Campylobacter is the leading cause of bacterial gastroenteritis in industrialized countries, with poultry reservoir as the main source of infection. Nevertheless, a recent study on source attribution showed that cattle could be a source of human contamination in France (Thépault et al., 2017). However, few data are available on thermophilic Campylobacter epidemiology in cattle in France. The aim of this study is to collect new data of thermophilic Campylobacter prevalence in these animals and to subtype C. jejuni isolates to assess the potential implication of cattle in campylobacteriosis. A 6-month survey was carried out in one of the largest European slaughterhouse of cattle. Based on a statistical representative sampling plan, 959 intestinal content samples (483 adult cattle and 476 calves) were collected.
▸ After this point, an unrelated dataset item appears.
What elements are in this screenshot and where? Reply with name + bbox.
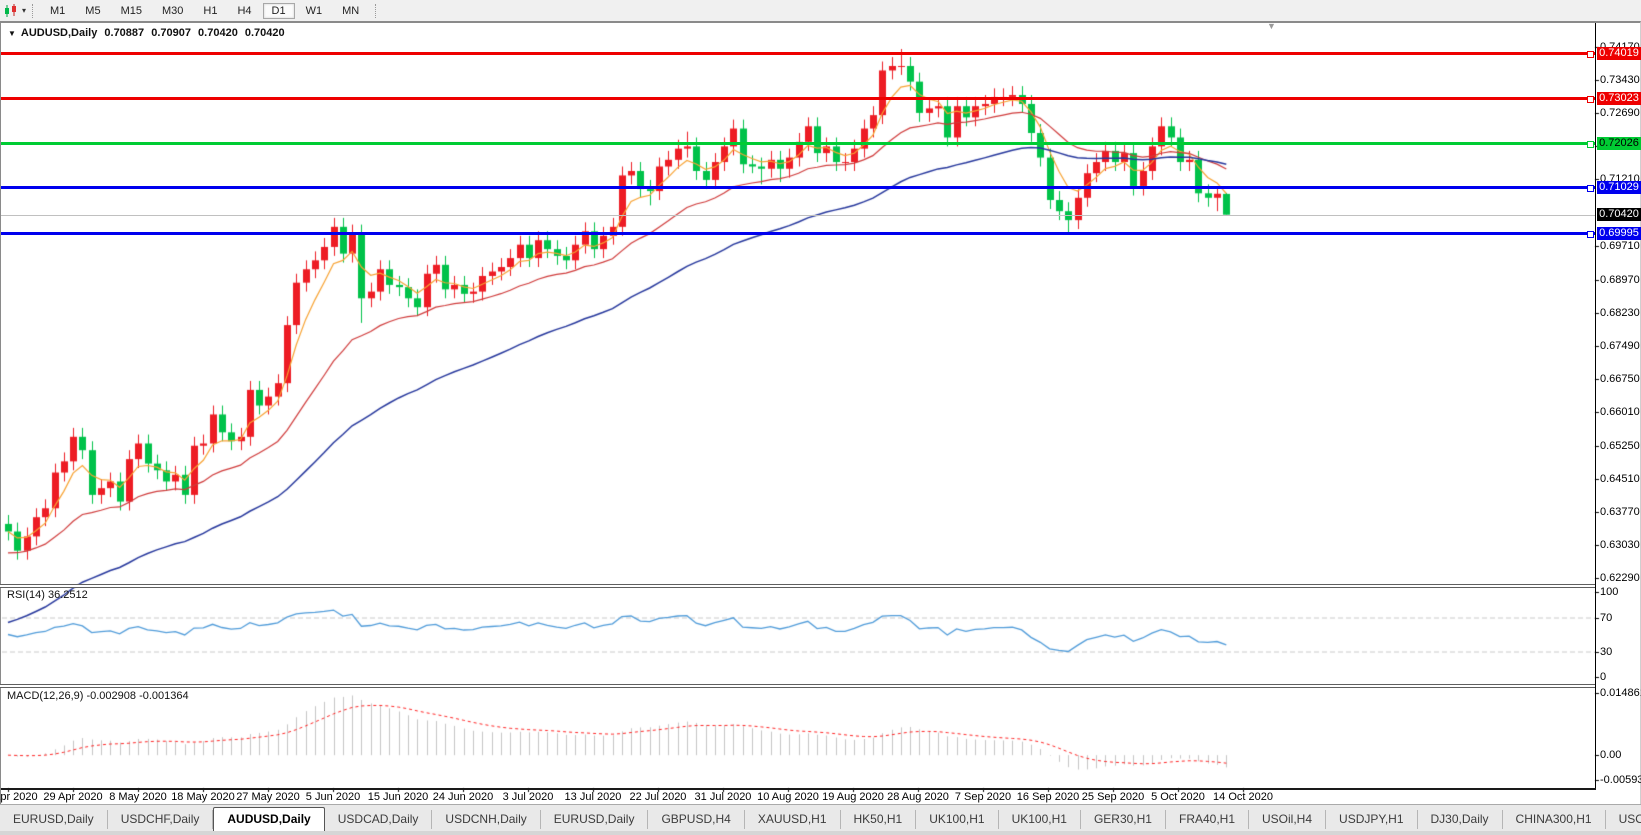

An adapted version of the ISO 10272 standard and Maldi-Tof were used for detection and speciation of thermophilic Campylobacter isolates. Within more than 2000 thermophilic Campylobacter isolates collected, a selection of 649 C. jejuni isolates was typed with Comparative Genomic Fingerprinting (CGF40) and a subset of 77 isolates was typed using Multilocus Sequence Typing (MLST). Simultaneously, clinical isolates occurred in France were genotyped. Prevalence of thermophilic Campylobacter in the global cattle population was 69.1% (CI95% = 66.1, 72.1) at slaughterhouse level. In adult cattle, the prevalence was 39.3%, while 99.4% of calves were contaminated, and C. jejuni was the most prevalent species with prevalence of 37.3 and 98.5%, respectively and a higher genetic diversity in adult cattle. The prevalence of C. coli was lower with 3% in adult cattle and 12.5% in calves. MLST and CGF40 genotyping did not showed a high number of clusters within cattle isolates but the predominance of few clusters accounted for a large part of the population (CC-21, CC-61, CC-48, and CC-257). By comparison with clinical genotypes, genetic diversity was significantly lower in cattle. Moreover, significant overlap was observed between genotypes from both origins, with 3 of the 4 main cattle clusters present in human isolates. This study provides new insights on the epidemiology of thermophilic Campylobacter and C. jejuni in cattle production in France and their potential implication in human infection.